Healthcare Safety Investigation Branch

The Healthcare Safety Investigation Branch is a part of NHS England, established in April 2017, to operate independently of other regulatory agencies. [1] It is intended to produce rigorous, non-punitive, and systematic investigations and to develop system-wide recommendations for learning and improvement and to be separate from systems that seek to allocate blame, liability, or punishment.

In June 2019 it employed about 200 full-time equivalent staff and its budget had increased from £3.8 million in 2017 to almost £20 million. There were criticisms of the management of the organisation under chief investigator Keith Conradi.[2]

England was the first country to adopt such a system. Norway is launching a similar organisation in 2019 called the National Investigation Board for the Health and Care Services.[3]

From 2018 it has been responsible for the investigation of maternity cases which involve intrapartum stillbirth, early neonatal deaths or severe brain injury. A maternity caseload of around 400 is expected, with about 3 new referrals daily.[4]

It has already started producing reports on never events.[5]

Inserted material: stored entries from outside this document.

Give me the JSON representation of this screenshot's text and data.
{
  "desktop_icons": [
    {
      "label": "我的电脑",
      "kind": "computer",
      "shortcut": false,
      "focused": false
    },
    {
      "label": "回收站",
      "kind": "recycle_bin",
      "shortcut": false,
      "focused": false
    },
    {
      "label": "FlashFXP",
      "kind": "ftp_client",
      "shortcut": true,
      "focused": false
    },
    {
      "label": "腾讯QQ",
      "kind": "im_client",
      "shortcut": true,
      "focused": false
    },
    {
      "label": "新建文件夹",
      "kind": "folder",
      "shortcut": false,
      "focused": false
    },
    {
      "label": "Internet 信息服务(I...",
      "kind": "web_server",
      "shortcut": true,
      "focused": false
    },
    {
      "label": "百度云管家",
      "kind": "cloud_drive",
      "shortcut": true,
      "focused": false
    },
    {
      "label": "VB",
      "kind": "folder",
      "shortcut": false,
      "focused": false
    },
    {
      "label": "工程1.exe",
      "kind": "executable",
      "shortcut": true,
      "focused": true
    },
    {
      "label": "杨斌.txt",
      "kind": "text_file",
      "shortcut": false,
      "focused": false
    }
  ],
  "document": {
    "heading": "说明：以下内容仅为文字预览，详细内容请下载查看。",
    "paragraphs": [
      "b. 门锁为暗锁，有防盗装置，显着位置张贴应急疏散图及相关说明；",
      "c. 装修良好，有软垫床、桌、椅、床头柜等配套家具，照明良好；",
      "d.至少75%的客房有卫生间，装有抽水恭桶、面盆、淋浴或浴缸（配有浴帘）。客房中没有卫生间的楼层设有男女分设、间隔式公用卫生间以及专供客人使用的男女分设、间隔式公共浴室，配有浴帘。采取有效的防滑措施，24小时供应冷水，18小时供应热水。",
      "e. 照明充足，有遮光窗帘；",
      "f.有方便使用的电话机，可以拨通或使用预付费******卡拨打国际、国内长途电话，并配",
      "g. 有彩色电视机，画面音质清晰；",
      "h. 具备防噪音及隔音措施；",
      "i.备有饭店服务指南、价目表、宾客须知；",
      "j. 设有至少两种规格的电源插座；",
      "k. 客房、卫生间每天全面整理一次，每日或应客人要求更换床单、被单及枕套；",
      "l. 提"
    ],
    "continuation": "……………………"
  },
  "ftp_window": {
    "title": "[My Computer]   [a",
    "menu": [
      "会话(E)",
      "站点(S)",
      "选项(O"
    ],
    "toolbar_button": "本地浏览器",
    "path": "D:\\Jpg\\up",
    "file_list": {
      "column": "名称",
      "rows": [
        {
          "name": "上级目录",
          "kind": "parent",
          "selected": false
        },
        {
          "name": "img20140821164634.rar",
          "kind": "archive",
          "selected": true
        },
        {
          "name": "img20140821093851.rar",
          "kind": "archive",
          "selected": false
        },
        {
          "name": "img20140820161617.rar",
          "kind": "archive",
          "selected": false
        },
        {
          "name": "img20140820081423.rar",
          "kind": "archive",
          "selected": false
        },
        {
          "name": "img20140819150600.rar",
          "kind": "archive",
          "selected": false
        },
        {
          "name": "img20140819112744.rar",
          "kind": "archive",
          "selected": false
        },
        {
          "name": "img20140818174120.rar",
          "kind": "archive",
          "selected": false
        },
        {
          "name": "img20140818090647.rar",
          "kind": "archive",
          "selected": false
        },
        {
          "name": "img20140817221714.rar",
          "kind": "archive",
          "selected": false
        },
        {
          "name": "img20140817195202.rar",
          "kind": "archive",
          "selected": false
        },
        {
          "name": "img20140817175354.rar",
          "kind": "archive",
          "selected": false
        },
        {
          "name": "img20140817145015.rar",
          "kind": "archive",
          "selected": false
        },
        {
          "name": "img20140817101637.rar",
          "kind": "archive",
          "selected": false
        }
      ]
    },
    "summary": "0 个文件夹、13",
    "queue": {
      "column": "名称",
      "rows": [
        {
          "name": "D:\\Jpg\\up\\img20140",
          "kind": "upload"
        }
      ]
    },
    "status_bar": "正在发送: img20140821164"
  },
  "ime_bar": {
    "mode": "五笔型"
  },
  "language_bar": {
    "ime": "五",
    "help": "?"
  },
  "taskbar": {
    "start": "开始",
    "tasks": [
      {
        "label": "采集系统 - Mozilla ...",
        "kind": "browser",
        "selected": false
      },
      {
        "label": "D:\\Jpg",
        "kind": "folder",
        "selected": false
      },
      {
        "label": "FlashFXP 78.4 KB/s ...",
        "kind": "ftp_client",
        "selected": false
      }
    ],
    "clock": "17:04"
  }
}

In February 2019 it produced a report into mistakes involving piped air being mistakenly supplied rather than piped oxygen and said that cost pressures could make it difficult for trusts to respond to safety alerts the financial costs of replacing equipment. Private finance initiative contracts increased those costs.[6]

In January 2020 it called for systematic monitoring of eye health follow-up appointments after large numbers of patients had their sight put at risk from delayed follow-ups.[7]

References

  1. "About us". HSIB. Retrieved 8 April 2019.
  2. "Safety watchdog hit by poor governance and culture". Health Service Journal. 12 June 2019. Retrieved 20 July 2019.
  3. Macrae, Carl; Stewart, Kevin (21 March 2019). "Can we import improvements from industry to healthcare?". British Medical Journal. Retrieved 8 April 2019.
  4. "New way of investigating maternity incidents completes NHS rollout". Nursing Times. 19 March 2019. Retrieved 8 April 2019.
  5. "Man was mistakenly circumcised in mix-up at Leicester hospital". ITV News. 25 March 2019. Retrieved 8 April 2019.
  6. "PFI contracts a 'systemic' barrier to safety improvement, warns watchdog". Health Service Journal. 28 February 2019. Retrieved 8 April 2019.
  7. "Watchdog tells NHS England to improve monitoring after "devastating" care failure". Health Service Journal. 9 January 2020. Retrieved 24 February 2020.